En cuanto a la ooforectomía,  a través de una laparotomía o por vía laparoscópica, es la forma de SO más rápida. Sin embargo es una medida irreversible, la cual no puede indicarse en pacientes menores de 40 años con deseos de fertilidad una vez que concluyan el tratamiento con tamoxifeno por cinco años. Adicionalmente, en este grupo de pacientes con contraindicación absoluta para recibir terapia hormonal de reemplazo, la menopausia precoz podría disminuir la calidad de vida por el impacto en la esfera emocional, sexual, ósea y cardiovascular. No obstante, en pacientes antes de los 35 años, con mutación comprobada BRCA1 o BRCA 2 y posterior a una asesoría genética,  realizar una anexectomía bilateral reductora de riesgo sería una indicación que podría contemplarse.

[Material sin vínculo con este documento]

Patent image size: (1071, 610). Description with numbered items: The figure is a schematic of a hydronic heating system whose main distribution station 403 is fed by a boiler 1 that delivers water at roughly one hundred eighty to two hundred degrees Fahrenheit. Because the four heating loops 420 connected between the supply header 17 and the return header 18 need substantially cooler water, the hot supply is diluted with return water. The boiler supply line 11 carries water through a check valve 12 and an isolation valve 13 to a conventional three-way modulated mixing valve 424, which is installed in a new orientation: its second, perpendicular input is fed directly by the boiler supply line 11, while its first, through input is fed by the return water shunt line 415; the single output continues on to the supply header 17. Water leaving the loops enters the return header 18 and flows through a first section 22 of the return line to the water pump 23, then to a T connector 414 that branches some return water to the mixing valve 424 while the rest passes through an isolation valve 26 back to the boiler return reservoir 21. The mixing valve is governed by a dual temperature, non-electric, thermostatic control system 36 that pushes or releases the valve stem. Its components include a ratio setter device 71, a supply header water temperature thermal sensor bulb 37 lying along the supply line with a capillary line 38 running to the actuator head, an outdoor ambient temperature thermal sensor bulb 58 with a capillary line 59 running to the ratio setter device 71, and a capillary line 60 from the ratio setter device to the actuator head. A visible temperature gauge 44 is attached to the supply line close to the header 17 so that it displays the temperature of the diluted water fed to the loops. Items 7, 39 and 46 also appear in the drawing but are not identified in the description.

En este caso la SO y la disminución del riesgo de presentar cáncer de ovario, se sumaría como un interesante valor agregado.

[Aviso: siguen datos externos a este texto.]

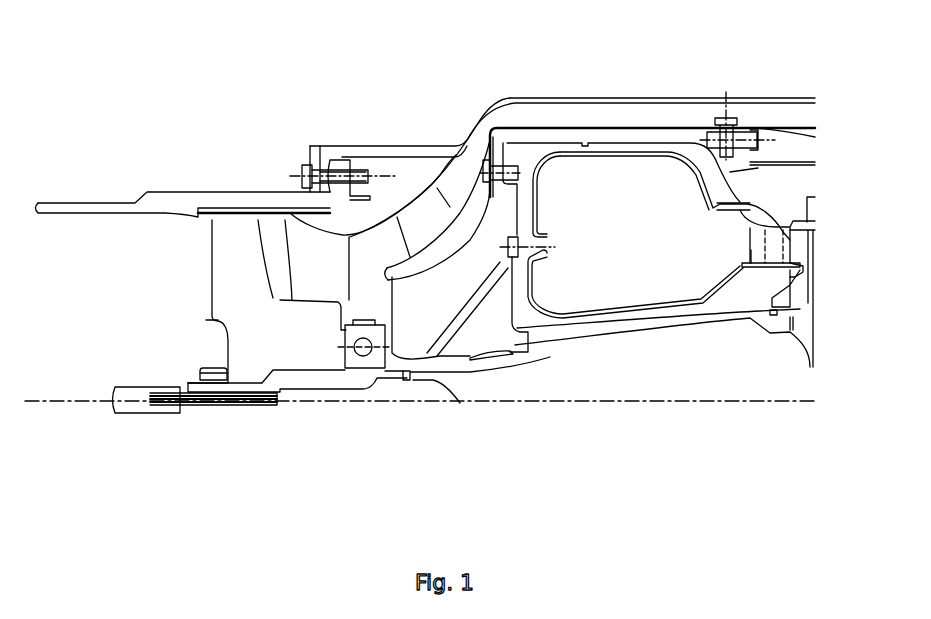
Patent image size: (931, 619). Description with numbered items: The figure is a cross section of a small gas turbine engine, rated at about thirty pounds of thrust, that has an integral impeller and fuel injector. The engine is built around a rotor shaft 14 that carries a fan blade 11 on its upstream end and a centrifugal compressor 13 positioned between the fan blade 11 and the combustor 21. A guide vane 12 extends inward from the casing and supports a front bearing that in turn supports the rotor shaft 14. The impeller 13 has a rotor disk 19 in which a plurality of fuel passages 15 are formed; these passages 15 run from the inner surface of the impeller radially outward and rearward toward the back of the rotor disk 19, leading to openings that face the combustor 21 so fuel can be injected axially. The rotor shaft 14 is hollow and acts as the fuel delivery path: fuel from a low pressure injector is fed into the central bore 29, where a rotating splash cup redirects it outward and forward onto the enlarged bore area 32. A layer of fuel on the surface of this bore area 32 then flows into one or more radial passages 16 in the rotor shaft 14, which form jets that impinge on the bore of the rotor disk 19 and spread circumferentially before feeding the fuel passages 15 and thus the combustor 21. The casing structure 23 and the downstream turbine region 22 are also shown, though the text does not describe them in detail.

The fan blade 11 is at (240, 257).
The guide vane 12 is at (312, 248).
The centrifugal compressor 13 is at (460, 267).
The rotor shaft 14 is at (312, 380).
The fuel passages 15 is at (472, 298).
The radial passages 16 is at (430, 380).
The rotor disk 19 is at (475, 330).
The combustor 21 is at (641, 246).
The turbine wheel 22 is at (751, 250).
The housing 23 is at (556, 133).
The central bore 29 is at (297, 397).
The enlarged bore area 32 is at (377, 380).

La ablación con radioterapia es quizás la medida menos atractiva. Con una tasa de fracaso de alrededor de 35% y los efectos secundarios a mediano y largo plazo a nivel pelviano, son los mayores argumentos en contra. La SO, la cual es irreversible, se logra alcanzar entre los 2 y 3 meses de haber recibido la dosis radiante, lo cual limita aún más su aplicación de rutina.   Quizás la única indicación en la cual se mantiene como una alternativa de rescate, es en pacientes premenopaúsicas con enfermedad RE+ metastásica y cuya condición clínica o por otras razones no sea posible otra forma de SO.

Por su parte la SO con análogos de GnRH, es  la medida más rápida y costo-eficiente en la actualidad. Su excelente perfil de tolerancia, efecto casi inmediato y lo más importante su reversibilidad la hacen la opción más idónea en mujeres jóvenes. Además, estos fármacos permiten una mejor tolerancia al tamoxifeno, al evitar los frecuentes trastornos menstruales durante el tratamiento exclusivo con tamoxifeno.

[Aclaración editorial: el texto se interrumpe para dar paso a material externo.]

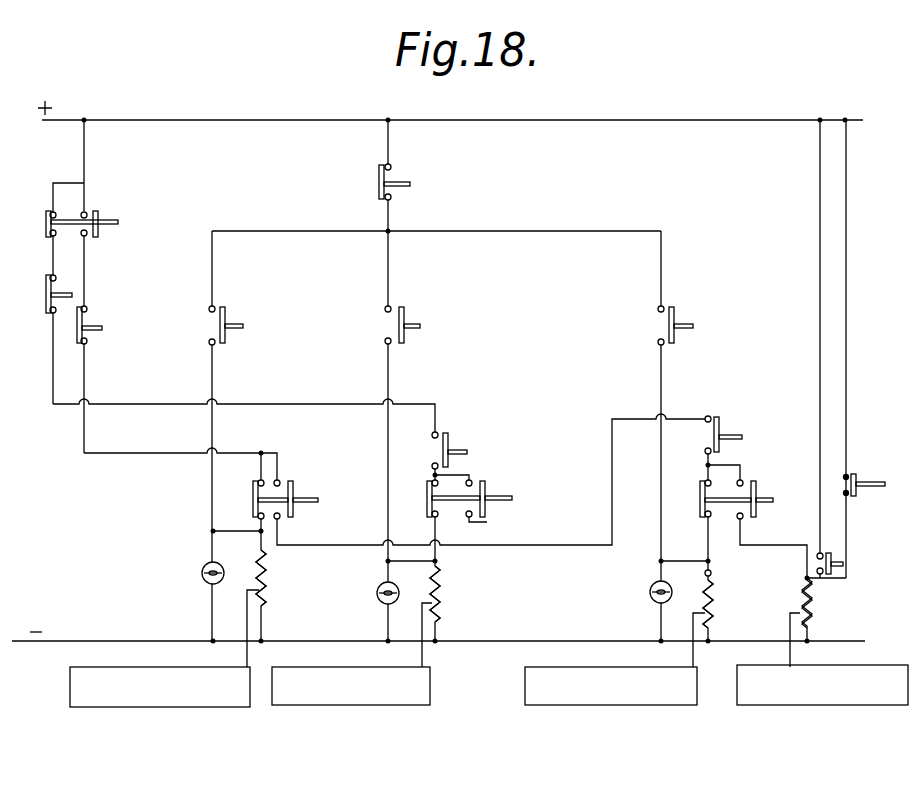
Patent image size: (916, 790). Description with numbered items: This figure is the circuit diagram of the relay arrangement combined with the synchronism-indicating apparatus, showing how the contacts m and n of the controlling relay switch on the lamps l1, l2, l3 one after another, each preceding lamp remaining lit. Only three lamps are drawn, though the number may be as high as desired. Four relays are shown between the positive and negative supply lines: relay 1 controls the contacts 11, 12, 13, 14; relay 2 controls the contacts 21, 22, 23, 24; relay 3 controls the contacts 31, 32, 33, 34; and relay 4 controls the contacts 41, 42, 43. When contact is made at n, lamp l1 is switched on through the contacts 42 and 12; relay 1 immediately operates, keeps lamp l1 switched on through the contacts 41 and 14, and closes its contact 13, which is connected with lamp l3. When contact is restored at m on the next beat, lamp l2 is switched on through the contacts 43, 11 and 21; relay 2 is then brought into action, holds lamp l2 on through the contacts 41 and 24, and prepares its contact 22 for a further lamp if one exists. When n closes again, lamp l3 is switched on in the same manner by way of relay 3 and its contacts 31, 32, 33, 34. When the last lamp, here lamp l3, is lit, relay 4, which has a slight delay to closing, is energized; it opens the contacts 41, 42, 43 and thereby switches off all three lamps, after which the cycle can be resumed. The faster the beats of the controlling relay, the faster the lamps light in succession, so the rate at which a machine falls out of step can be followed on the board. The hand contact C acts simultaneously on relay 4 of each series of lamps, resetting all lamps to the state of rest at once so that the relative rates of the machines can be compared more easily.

The relay 1 is at (174, 628).
The relay 2 is at (365, 635).
The relay 3 is at (629, 637).
The relay 4 is at (822, 642).
The contact 11 is at (451, 450).
The contact 12 is at (262, 509).
The contact 13 is at (296, 509).
The contact 14 is at (218, 325).
The contact 21 is at (447, 509).
The contact 22 is at (489, 501).
The contact 23 is at (723, 426).
The contact 24 is at (402, 334).
The contact 31 is at (832, 554).
The contact 32 is at (719, 510).
The contact 33 is at (755, 510).
The contact 34 is at (675, 317).
The contact 41 is at (395, 184).
The contact 42 is at (93, 325).
The contact 43 is at (47, 294).
The contact m is at (76, 215).
The contact n is at (92, 214).
The hand contact C is at (865, 476).
The lamp l1 is at (201, 577).
The lamp l2 is at (378, 595).
The lamp l3 is at (648, 594).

A partir de la publicación de los estudios SOFT y TEXT6,7, la necesidad de suprimir la función ovárica  se ha convertido en una indicación con un alto nivel de evidencia, gracias a una reducción significativa de 22% en el riesgo de recurrir en el grupo de tamoxifeno con SO (HR: 0,78, p= 0,03). A los cinco años, el 88,4% de las pacientes con tamoxifeno y SO permanecieron sin recaída, en comparación con el 86,4% de las pacientes con solo tamoxifeno, con una diferencia significativa, luego del ajuste por el análisis de Cox (HR:0,75 p=0,02). Sin embargo, la supervivencia global a los cinco años fue de 96,7% en las pacientes con tamoxifeno con SO, en comparación con el 95,1% en  el grupo de tamoxifeno solamente, diferencia la cual no fue estadísticamente significativa. En cambio, en el subgrupo de pacientes de mayor riesgo de recaída, especialmente aquellas sometidas previamente a quimioterapia, la supervivencia global a los cinco años fue de 94,5% en el grupo de tamoxifeno con SO y 90,9% en las pacientes solo con tamoxifeno, diferencia que fue estadísticamente significativa (HR: 0,64 CI, 0,42 a 0,96).  Paralelamente, en el análisis combinado, se demostró que el exemestane sumado a la SO redujo  la recurrencia  en 34% en comparación con una reducción de 22 % con tamoxifeno con SO.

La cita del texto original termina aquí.